Sembilan anggota Senat dari Partai Demokrat pada hari Kamis juga menyerukan penyelidikan pemerintah mengenai kapan pejabat FDA pertama kali mengetahui tentang kekurangan vaksin dan apakah mereka bertindak tepat untuk mencegahnya.
“Saya pikir sangat penting bagi kita untuk mencari tahu mengapa dan bagaimana hal ini terjadi,” kata Pemimpin Minoritas Senat Tom Daschle, D-S.D., dalam sebuah pernyataan. “Kekurangan vaksin flu adalah krisis nasional dan nyawa dipertaruhkan. Kita perlu mengetahui bagaimana FDA menangani kasus ini sejak awal sehingga kita dapat memastikan hal ini tidak akan terjadi lagi.”

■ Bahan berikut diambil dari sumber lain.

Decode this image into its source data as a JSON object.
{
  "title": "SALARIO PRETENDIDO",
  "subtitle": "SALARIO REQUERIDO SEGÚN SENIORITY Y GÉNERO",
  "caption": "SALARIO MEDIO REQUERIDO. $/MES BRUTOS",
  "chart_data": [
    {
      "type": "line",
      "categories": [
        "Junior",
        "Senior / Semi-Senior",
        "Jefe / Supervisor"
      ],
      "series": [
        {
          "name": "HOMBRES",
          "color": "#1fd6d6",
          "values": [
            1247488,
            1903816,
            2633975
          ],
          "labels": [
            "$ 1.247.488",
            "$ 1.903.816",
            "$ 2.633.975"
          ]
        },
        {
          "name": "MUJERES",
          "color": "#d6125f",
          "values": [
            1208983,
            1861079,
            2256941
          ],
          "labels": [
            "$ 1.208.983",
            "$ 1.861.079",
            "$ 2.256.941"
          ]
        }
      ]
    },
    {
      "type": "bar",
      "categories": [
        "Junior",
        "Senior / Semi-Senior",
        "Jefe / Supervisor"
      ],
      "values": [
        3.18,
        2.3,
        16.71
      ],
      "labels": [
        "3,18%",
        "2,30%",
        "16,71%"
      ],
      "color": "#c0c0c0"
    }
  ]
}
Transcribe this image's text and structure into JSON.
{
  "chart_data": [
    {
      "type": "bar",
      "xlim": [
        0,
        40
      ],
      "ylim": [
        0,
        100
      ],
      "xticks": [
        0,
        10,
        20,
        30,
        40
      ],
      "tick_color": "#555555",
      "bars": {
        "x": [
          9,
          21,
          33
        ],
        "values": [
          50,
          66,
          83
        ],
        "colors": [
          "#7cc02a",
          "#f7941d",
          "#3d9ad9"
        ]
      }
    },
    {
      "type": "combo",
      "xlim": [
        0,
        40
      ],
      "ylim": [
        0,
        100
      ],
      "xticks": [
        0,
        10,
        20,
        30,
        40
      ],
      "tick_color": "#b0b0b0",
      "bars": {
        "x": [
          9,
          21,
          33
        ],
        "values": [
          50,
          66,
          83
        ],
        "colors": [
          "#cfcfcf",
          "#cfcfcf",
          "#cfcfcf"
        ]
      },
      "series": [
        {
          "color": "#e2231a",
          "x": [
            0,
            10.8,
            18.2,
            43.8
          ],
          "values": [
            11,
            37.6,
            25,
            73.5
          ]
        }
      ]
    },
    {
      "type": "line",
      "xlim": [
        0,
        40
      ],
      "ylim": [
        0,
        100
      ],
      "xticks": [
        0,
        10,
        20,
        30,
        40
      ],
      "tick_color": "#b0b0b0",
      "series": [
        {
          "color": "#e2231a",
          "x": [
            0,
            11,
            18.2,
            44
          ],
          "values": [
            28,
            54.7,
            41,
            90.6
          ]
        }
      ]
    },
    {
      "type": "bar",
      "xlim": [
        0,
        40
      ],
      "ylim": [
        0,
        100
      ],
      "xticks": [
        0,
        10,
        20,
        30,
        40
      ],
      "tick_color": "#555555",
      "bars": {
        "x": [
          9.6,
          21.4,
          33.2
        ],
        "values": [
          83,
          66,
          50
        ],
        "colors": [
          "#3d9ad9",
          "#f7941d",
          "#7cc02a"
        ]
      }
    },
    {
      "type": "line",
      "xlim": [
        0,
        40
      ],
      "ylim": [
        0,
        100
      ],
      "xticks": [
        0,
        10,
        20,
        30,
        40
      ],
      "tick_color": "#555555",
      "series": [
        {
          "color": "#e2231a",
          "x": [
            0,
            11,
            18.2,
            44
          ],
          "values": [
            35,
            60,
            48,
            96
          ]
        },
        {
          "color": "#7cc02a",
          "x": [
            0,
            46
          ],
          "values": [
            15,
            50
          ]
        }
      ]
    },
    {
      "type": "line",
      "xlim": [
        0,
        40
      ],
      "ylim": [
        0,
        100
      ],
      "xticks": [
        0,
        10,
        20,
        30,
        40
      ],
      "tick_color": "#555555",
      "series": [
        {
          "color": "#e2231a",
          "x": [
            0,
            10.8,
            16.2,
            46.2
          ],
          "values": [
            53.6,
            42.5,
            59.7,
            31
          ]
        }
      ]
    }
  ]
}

Oleh Todd Zwillich, diulas oleh Charlotte Grayson, MD
SUMBER: David Mott, presiden, MedImmune. Tommy G. Thompson, Sekretaris, Departemen Kesehatan dan Layanan Kemanusiaan. Lester B. Crawford, Penjabat Komisaris, FDA. Senator Thomas A. Daschle (DS.D.), Pemimpin Minoritas Senat.